Richard Egarr dates the suites to somewhere between 1717 and 1723; one may read elsewhere that they stem from Bach’s early years in Weimar. (The occasional wildness of the chromaticisms and modulations certainly points in the Weimar direction, as does the occasional unconventionality of structure — the impeccable balance of the later J. S. Bach seems a little way off yet.) The individual dance types are clearly standardized in their characteristic gestures: the Allemandes and Courantes start with upbeats in the treble, the Gavottes employ a musette-like drone, the Courantes cadence with a consistent formula (and Egarr employs a consistent ornamentation for good measure).
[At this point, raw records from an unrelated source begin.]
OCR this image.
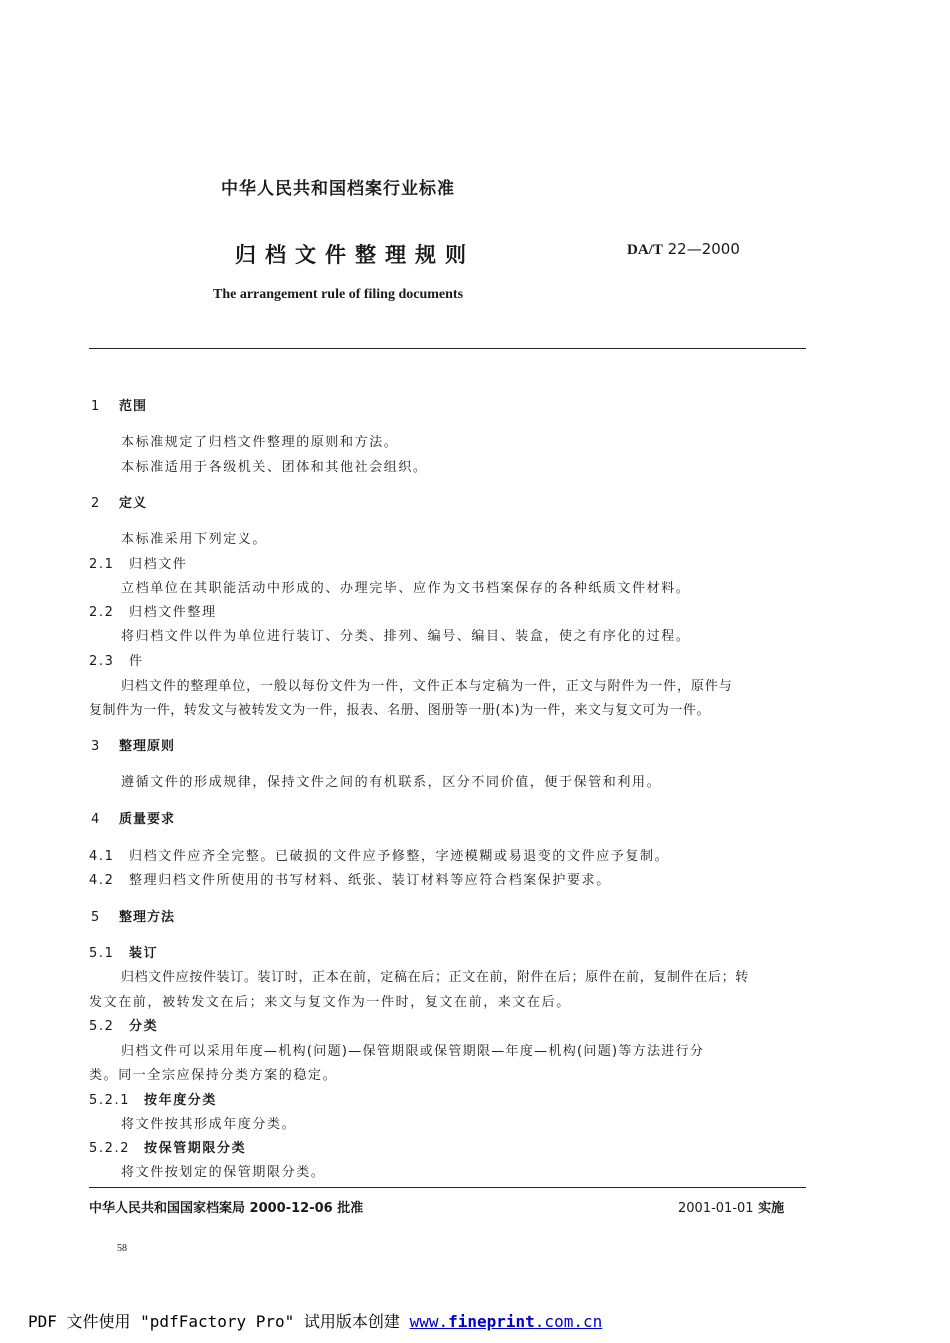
中华人民共和国档案行业标准
归档文件整理规则	DA/T 22—2000
The arrangement rule of filing documents
1 范围
本标准规定了归档文件整理的原则和方法。
本标准适用于各级机关、团体和其他社会组织。
2 定义
本标准采用下列定义。
2.1 归档文件
立档单位在其职能活动中形成的、办理完毕、应作为文书档案保存的各种纸质文件材料。
2.2 归档文件整理
将归档文件以件为单位进行装订、分类、排列、编号、编目、装盒，使之有序化的过程。
2.3 件
归档文件的整理单位，一般以每份文件为一件，文件正本与定稿为一件，正文与附件为一件，原件与
复制件为一件，转发文与被转发文为一件，报表、名册、图册等一册(本)为一件，来文与复文可为一件。
3 整理原则
遵循文件的形成规律，保持文件之间的有机联系，区分不同价值，便于保管和利用。
4 质量要求
4.1 归档文件应齐全完整。已破损的文件应予修整，字迹模糊或易退变的文件应予复制。
4.2 整理归档文件所使用的书写材料、纸张、装订材料等应符合档案保护要求。
5 整理方法
5.1 装订
归档文件应按件装订。装订时，正本在前，定稿在后；正文在前，附件在后；原件在前，复制件在后；转
发文在前，被转发文在后；来文与复文作为一件时，复文在前，来文在后。
5.2 分类
归档文件可以采用年度—机构(问题)—保管期限或保管期限—年度—机构(问题)等方法进行分
类。同一全宗应保持分类方案的稳定。
5.2.1 按年度分类
将文件按其形成年度分类。
5.2.2 按保管期限分类
将文件按划定的保管期限分类。
中华人民共和国国家档案局 2000-12-06 批准	2001-01-01 实施
58
PDF 文件使用 "pdfFactory Pro" 试用版本创建 www.fineprint.com.cn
Egarr’s way with Bach is by now probably well known to most listeners. (He has had the good fortune over the last few years to enjoy the steady support of a single label. A rare thing nowadays for a harpsichordist  -  indeed for any performer.) His recent Bach recordings have made a brilliantly effective  case for the use of an unequal temperament in Bach’s music (above all his Well- Tempered Clavier, Book 1 , also for Harmonia Mundi, making use of a tuning deduced from the manuscript title page by Bradley Lehman). Here he uses a tuning system of his own devising and again it serves him (and Bach) extremely well. Even if the individual suites remain in a single key, thus minimizing contrasts between adjacent movements, the progression across the suites from the astringent brightness (in this tuning) of A major to the solemn fullness of D minor provides an effective backbone for the collection as a whole (the tonic notes of the six suites spell out the first phrase of the chorale melody Jesu, meine Freude, which even if it were a coincidence is unlikely to have escaped Bach’s attention) — and Bach’s sometimes adventurous modulations are all the more effective when each key has its own distinct flavour. (The Sarabande of the G minor Suite at one point reaches an imperfect cadence as far afield as A flat minor; the E minor Suite frequently dwells on extremely tangy B major chords at its cadences.)

Egarr does not shy away from generously ornamenting Bach’s text on repeats. In the two Sarabandes where Bach left separate ornamented versions (‘Les agréments de la même Sarabande’), Egarr plays these in addition to his own. This is perhaps not the only possible solution but it is not too disturbingly redundant — it is quite normal in the suite tradition for dances to be supplemented by an ornamented Double. His registrations are predominantly full; in the major-key section of the final Gavotte, however, he leaves the melody poignantly to the four-foot register alone. The recorded sound is full and intimate, providing a distinctly immersive experience in the frequent excursions into the harpsichord’s bass register (the suites frequently descend to the A three leger lines below the bass stave). Egarr remains true here to the predominantly cantabile style of his previous Bach releases, employing clipped staccatos and percussive attacks only occasionally for special effect: in the repeated chords of the G minor Suite’s somewhat Scarlattian Prélude, for example, or in a few rather thwacky low Es in the Prélude to the A minor Suite. He is an all the more eloquent guide for being a relatively unshowy one, his continuously supple rubato aptly realizing Bach’s harmonic twists without resort to undue histrionics.

This is yet another fine release from one of the most consistently stimulating keyboard artists recording today.